There were also several new builds in the GDR, of which two excellently preserved examples, the whale 12 "Beluga" and the whale with the GDR sail number 119 "Kimm", are still sailed in northern Germany today. Three newbuildings are known from Switzerland, which were built in the second half of the 1950s at the Rudolf Fürst shipyard in Romanshorn on Lake Constance.
Entire fleets were formed in South America, and in Argentina a related class of boat was even created in the form of the Grumete, designed by Germán Frers Sr. based on the whale. However, the whale seems to be almost extinct in its native country. At the Kieler Woche in 1961, there were still five boats at the start, but the following year there were only two.
Until the 1980s, there was an annual whaleboat meeting. And when the Circle of Friends of Classic Yachts was established at the beginning of the nineties, its classic yacht meetings were once again an occasion for owners to come together with their boats. In 1997, the successor to the Matthiessen & Paulsen shipyard donated a whaleboat prize, which was sailed for the last time in 1999.

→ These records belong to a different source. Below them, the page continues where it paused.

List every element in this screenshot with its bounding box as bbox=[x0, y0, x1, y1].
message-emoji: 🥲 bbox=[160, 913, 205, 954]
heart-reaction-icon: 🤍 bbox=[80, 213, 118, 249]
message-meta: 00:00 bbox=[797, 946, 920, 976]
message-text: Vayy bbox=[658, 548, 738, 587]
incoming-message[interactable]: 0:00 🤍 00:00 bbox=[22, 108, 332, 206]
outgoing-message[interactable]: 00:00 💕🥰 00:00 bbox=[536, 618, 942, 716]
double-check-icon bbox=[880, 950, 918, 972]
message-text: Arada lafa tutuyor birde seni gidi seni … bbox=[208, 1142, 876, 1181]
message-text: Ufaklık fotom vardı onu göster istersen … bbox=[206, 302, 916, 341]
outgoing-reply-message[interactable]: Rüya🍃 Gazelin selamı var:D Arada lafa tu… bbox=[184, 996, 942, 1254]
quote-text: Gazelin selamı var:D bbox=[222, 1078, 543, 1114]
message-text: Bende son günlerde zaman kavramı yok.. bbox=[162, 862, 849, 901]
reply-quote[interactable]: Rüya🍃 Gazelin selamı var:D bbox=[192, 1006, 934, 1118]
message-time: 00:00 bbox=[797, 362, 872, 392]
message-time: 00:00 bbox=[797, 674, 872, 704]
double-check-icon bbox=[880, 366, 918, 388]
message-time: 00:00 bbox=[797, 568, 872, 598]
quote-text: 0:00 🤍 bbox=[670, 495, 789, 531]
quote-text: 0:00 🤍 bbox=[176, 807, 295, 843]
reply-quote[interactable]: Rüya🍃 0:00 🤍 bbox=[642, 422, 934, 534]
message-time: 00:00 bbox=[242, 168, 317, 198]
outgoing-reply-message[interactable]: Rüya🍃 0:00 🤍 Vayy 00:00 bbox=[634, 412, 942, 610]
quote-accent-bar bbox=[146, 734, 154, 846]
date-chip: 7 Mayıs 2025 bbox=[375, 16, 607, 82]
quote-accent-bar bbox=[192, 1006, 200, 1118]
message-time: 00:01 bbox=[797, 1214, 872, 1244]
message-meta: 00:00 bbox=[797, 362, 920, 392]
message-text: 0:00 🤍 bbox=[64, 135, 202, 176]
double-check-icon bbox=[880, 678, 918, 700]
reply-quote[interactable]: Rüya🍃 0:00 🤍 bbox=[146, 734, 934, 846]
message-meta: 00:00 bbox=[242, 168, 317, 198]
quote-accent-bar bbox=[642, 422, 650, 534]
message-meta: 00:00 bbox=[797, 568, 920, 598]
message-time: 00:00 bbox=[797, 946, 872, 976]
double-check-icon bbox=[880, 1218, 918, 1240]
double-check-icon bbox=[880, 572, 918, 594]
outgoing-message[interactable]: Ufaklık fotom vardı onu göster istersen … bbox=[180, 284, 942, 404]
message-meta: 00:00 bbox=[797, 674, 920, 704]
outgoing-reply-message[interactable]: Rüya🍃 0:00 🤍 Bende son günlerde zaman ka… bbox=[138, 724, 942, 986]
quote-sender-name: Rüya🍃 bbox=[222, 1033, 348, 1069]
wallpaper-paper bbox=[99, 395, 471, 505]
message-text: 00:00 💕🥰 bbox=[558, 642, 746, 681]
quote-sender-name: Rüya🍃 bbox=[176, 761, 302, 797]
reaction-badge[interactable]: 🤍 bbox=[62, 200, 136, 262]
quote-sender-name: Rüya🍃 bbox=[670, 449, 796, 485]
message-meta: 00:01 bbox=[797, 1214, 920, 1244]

Today, it is hardly known where the whale classics have gone. A few of them are in good hands in the classic car scene. Whale 13 is probably the most original of them. On board, Gernot Kastka feels completely transported back to the 1960s, when he went on long trips with Mr and Mrs Eckstein and their son. "There was no engine or tarpaulin," says Kastka, but he never felt cramped on board.
Owner Roland Fiebig found the current classic in a pitiful condition at the Eckernförde Siegfried shipyard in the early 1990s and took care of it. A previous owner had baptised the vessel with its current name, which means "sound of the sea" in Gaelic. Fiebig considers life without a whale to be pointless. The sound of the sea, he says with a grin, is nowhere better heard than on the back of a whale.